# orange lamasi



## thedude (Nov 28, 2007)

hi ive had a proven pair of orange lamasi for a month now and in the past week ive noticed they are always out so im assuming they have gotten used to the tank and hopefully ill get eggs soon. i was just wondering if there is anythuing i can do to induce breeding? temps are good and humidity is between 95-100%. also, what angle should the film canisters be placed at and what height in the tank? right now i have 3 clearish white canisters in there and 1 is in the leaf litter at a 45 degree angle and 1 in the middle of the tank the is vertical and 1 at the top of the tank horizontally. also each one has a little water in it.
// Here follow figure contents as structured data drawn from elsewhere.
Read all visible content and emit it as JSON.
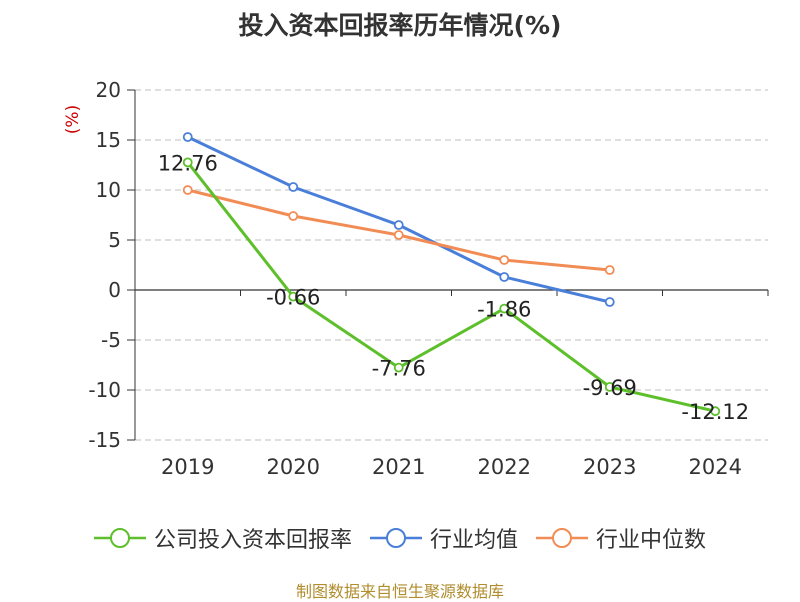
{
  "title": "投入资本回报率历年情况(%)",
  "source": "制图数据来自恒生聚源数据库",
  "chart_data": {
    "type": "line",
    "title": "投入资本回报率历年情况(%)",
    "ylabel": "(%)",
    "xlabel": "",
    "categories": [
      "2019",
      "2020",
      "2021",
      "2022",
      "2023",
      "2024"
    ],
    "ylim": [
      -15,
      20
    ],
    "yticks": [
      20,
      15,
      10,
      5,
      0,
      -5,
      -10,
      -15
    ],
    "grid": true,
    "legend_position": "bottom",
    "series": [
      {
        "name": "公司投入资本回报率",
        "color": "#5dbf2a",
        "values": [
          12.76,
          -0.66,
          -7.76,
          -1.86,
          -9.69,
          -12.12
        ],
        "labels": [
          "12.76",
          "-0.66",
          "-7.76",
          "-1.86",
          "-9.69",
          "-12.12"
        ]
      },
      {
        "name": "行业均值",
        "color": "#4a7fd9",
        "values": [
          15.3,
          10.3,
          6.5,
          1.3,
          -1.2,
          null
        ]
      },
      {
        "name": "行业中位数",
        "color": "#f28c55",
        "values": [
          10.0,
          7.4,
          5.5,
          3.0,
          2.0,
          null
        ]
      }
    ]
  }
}
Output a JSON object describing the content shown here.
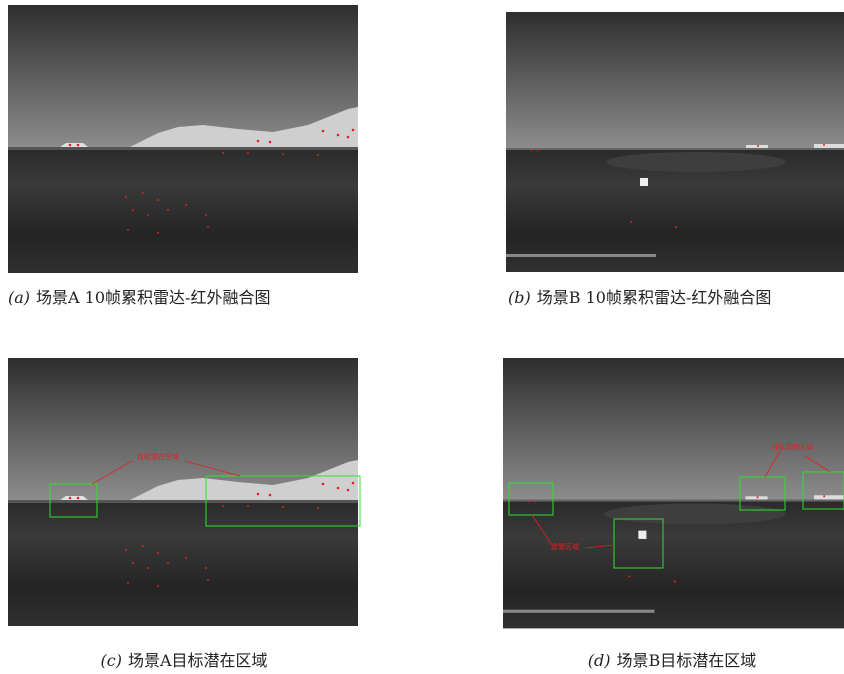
{
  "panels": [
    {
      "label": "(a)",
      "caption": "场景A 10帧累积雷达-红外融合图"
    },
    {
      "label": "(b)",
      "caption": "场景B 10帧累积雷达-红外融合图"
    },
    {
      "label": "(c)",
      "caption": "场景A目标潜在区域",
      "annotations": [
        "目标潜在区域"
      ]
    },
    {
      "label": "(d)",
      "caption": "场景B目标潜在区域",
      "annotations": [
        "目标潜在区域",
        "虚警区域"
      ]
    }
  ]
}
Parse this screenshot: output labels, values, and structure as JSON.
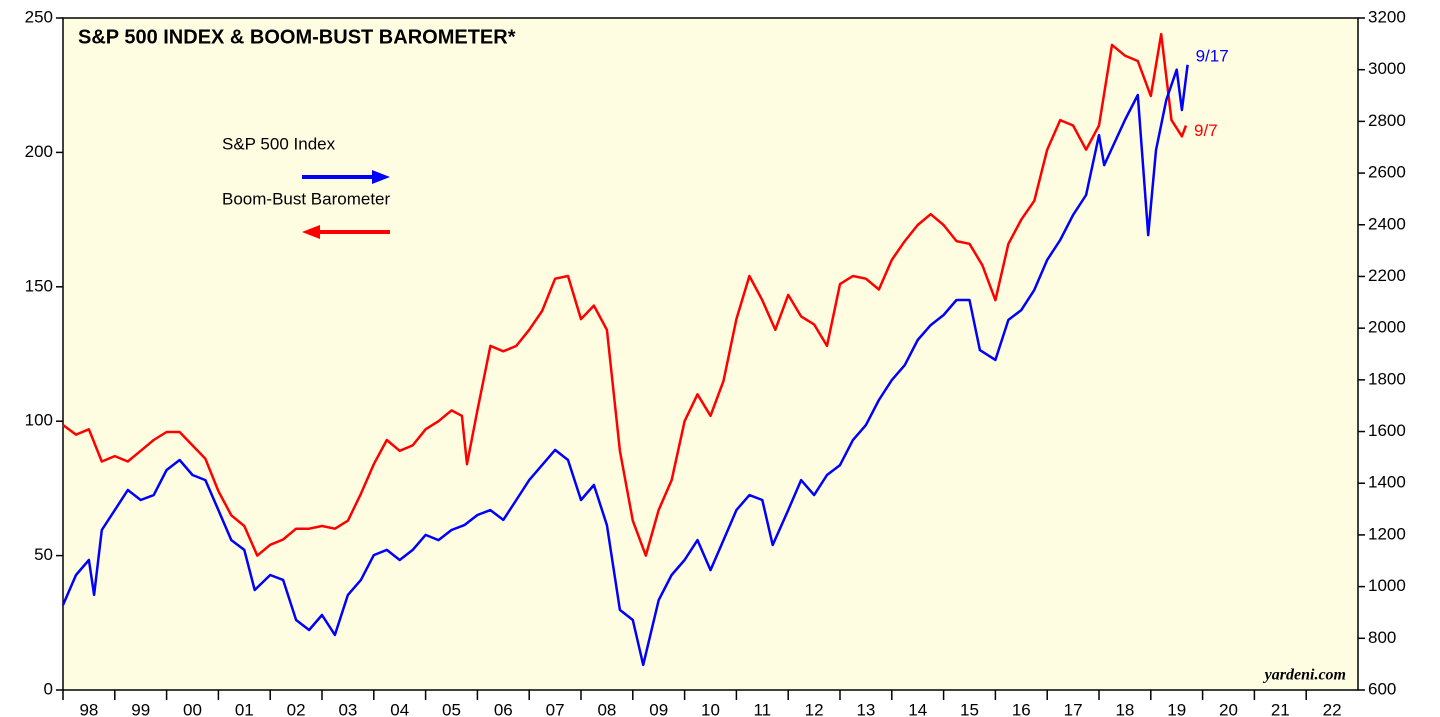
{
  "chart_data": {
    "type": "line",
    "title": "S&P 500 INDEX & BOOM-BUST BAROMETER*",
    "source": "yardeni.com",
    "xlim": [
      1998,
      2023
    ],
    "xticks": [
      {
        "value": 1998,
        "label": "98"
      },
      {
        "value": 1999,
        "label": "99"
      },
      {
        "value": 2000,
        "label": "00"
      },
      {
        "value": 2001,
        "label": "01"
      },
      {
        "value": 2002,
        "label": "02"
      },
      {
        "value": 2003,
        "label": "03"
      },
      {
        "value": 2004,
        "label": "04"
      },
      {
        "value": 2005,
        "label": "05"
      },
      {
        "value": 2006,
        "label": "06"
      },
      {
        "value": 2007,
        "label": "07"
      },
      {
        "value": 2008,
        "label": "08"
      },
      {
        "value": 2009,
        "label": "09"
      },
      {
        "value": 2010,
        "label": "10"
      },
      {
        "value": 2011,
        "label": "11"
      },
      {
        "value": 2012,
        "label": "12"
      },
      {
        "value": 2013,
        "label": "13"
      },
      {
        "value": 2014,
        "label": "14"
      },
      {
        "value": 2015,
        "label": "15"
      },
      {
        "value": 2016,
        "label": "16"
      },
      {
        "value": 2017,
        "label": "17"
      },
      {
        "value": 2018,
        "label": "18"
      },
      {
        "value": 2019,
        "label": "19"
      },
      {
        "value": 2020,
        "label": "20"
      },
      {
        "value": 2021,
        "label": "21"
      },
      {
        "value": 2022,
        "label": "22"
      }
    ],
    "ylim": [
      0,
      250
    ],
    "yticks": [
      0,
      50,
      100,
      150,
      200,
      250
    ],
    "y2lim": [
      600,
      3200
    ],
    "y2ticks": [
      600,
      800,
      1000,
      1200,
      1400,
      1600,
      1800,
      2000,
      2200,
      2400,
      2600,
      2800,
      3000,
      3200
    ],
    "series": [
      {
        "name": "Boom-Bust Barometer",
        "color": "#ff0000",
        "axis": "y",
        "end_label": "9/7",
        "x": [
          1998,
          1998.25,
          1998.5,
          1998.75,
          1999,
          1999.25,
          1999.5,
          1999.75,
          2000,
          2000.25,
          2000.5,
          2000.75,
          2001,
          2001.25,
          2001.5,
          2001.75,
          2002,
          2002.25,
          2002.5,
          2002.75,
          2003,
          2003.25,
          2003.5,
          2003.75,
          2004,
          2004.25,
          2004.5,
          2004.75,
          2005,
          2005.25,
          2005.5,
          2005.7,
          2005.8,
          2006,
          2006.25,
          2006.5,
          2006.75,
          2007,
          2007.25,
          2007.5,
          2007.75,
          2008,
          2008.25,
          2008.5,
          2008.75,
          2009,
          2009.25,
          2009.5,
          2009.75,
          2010,
          2010.25,
          2010.5,
          2010.75,
          2011,
          2011.25,
          2011.5,
          2011.75,
          2012,
          2012.25,
          2012.5,
          2012.75,
          2013,
          2013.25,
          2013.5,
          2013.75,
          2014,
          2014.25,
          2014.5,
          2014.75,
          2015,
          2015.25,
          2015.5,
          2015.75,
          2016,
          2016.25,
          2016.5,
          2016.75,
          2017,
          2017.25,
          2017.5,
          2017.75,
          2018,
          2018.25,
          2018.5,
          2018.75,
          2019,
          2019.2,
          2019.4,
          2019.6,
          2019.68
        ],
        "values": [
          98.6,
          95,
          97,
          85,
          87,
          85,
          89,
          93,
          96,
          96,
          91,
          86,
          74,
          65,
          61,
          50,
          54,
          56,
          60,
          60,
          61,
          60,
          63,
          73,
          84,
          93,
          89,
          91,
          97,
          100,
          104,
          102,
          84,
          104,
          128,
          126,
          128,
          134,
          141,
          153,
          154,
          138,
          143,
          134,
          89,
          63,
          50,
          67,
          78,
          100,
          110,
          102,
          115,
          138,
          154,
          145,
          134,
          147,
          139,
          136,
          128,
          151,
          154,
          153,
          149,
          160,
          167,
          173,
          177,
          173,
          167,
          166,
          158,
          145,
          166,
          175,
          182,
          201,
          212,
          210,
          201,
          210,
          240,
          236,
          234,
          221,
          244,
          212,
          206,
          210
        ]
      },
      {
        "name": "S&P 500 Index",
        "color": "#0000ff",
        "axis": "y2",
        "end_label": "9/17",
        "x": [
          1998,
          1998.25,
          1998.5,
          1998.6,
          1998.75,
          1999,
          1999.25,
          1999.5,
          1999.75,
          2000,
          2000.25,
          2000.5,
          2000.75,
          2001,
          2001.25,
          2001.5,
          2001.7,
          2002,
          2002.25,
          2002.5,
          2002.75,
          2003,
          2003.25,
          2003.5,
          2003.75,
          2004,
          2004.25,
          2004.5,
          2004.75,
          2005,
          2005.25,
          2005.5,
          2005.75,
          2006,
          2006.25,
          2006.5,
          2006.75,
          2007,
          2007.25,
          2007.5,
          2007.75,
          2008,
          2008.25,
          2008.5,
          2008.75,
          2009,
          2009.2,
          2009.5,
          2009.75,
          2010,
          2010.25,
          2010.5,
          2010.75,
          2011,
          2011.25,
          2011.5,
          2011.7,
          2012,
          2012.25,
          2012.5,
          2012.75,
          2013,
          2013.25,
          2013.5,
          2013.75,
          2014,
          2014.25,
          2014.5,
          2014.75,
          2015,
          2015.25,
          2015.5,
          2015.7,
          2016,
          2016.25,
          2016.5,
          2016.75,
          2017,
          2017.25,
          2017.5,
          2017.75,
          2018,
          2018.1,
          2018.5,
          2018.75,
          2018.95,
          2019.1,
          2019.3,
          2019.5,
          2019.6,
          2019.71
        ],
        "values": [
          929,
          1045,
          1103,
          968,
          1219,
          1296,
          1374,
          1335,
          1354,
          1451,
          1490,
          1432,
          1412,
          1296,
          1180,
          1142,
          987,
          1045,
          1026,
          871,
          832,
          890,
          813,
          968,
          1026,
          1122,
          1142,
          1103,
          1142,
          1200,
          1180,
          1219,
          1238,
          1277,
          1296,
          1258,
          1335,
          1412,
          1470,
          1529,
          1490,
          1335,
          1393,
          1238,
          910,
          871,
          697,
          948,
          1045,
          1103,
          1180,
          1064,
          1180,
          1296,
          1354,
          1335,
          1161,
          1296,
          1412,
          1354,
          1432,
          1470,
          1567,
          1625,
          1722,
          1799,
          1857,
          1954,
          2012,
          2051,
          2109,
          2109,
          1915,
          1877,
          2032,
          2070,
          2148,
          2264,
          2341,
          2438,
          2515,
          2747,
          2631,
          2805,
          2902,
          2360,
          2689,
          2883,
          3000,
          2844,
          3019
        ]
      }
    ]
  }
}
any help is greatly appreciated!


----------



## slipperheads (Oct 17, 2007)

To induce breeding I hear committing a dry spell on the tank and then followed by a real storm with lots of misting works well. Just spray every few days to get the humidity down for a week or two and then follow with heavy misting a couple times a day. It can take months to get eggs people hope for, so don't get too exited.
Goodluck


----------



## Julio (Oct 8, 2007)

mine seem to deposit tads in the upper cannisters only that are angled at a 45degrees and are both clear, they dont choose the ones on the leaf litter at all.


----------



## thedude (Nov 28, 2007)

ok thanks, ill try putting them higher at a 45 angle and then ill try a dry period


----------



## slipperheads (Oct 17, 2007)

Goodluck!


----------



## Yidso (Mar 16, 2007)

I have Green Leg Lamasi, and i have had them for 9 months now..ive gotten eggs but all of them were bad. Dont get your hopes up, Orange Lamasi are harder to breed than Green Leg.

-Yidso


----------



## thedude (Nov 28, 2007)

i like a good challenge 8) 

they have breed before, just not with me.


----------



## rjmarchisi (Feb 16, 2004)

Mine were breeding like crazy, but stopped laying for a while, thought I might have lost the females, but I found them all this weekend and rearranged the tank and heard calling this morning.

rob


----------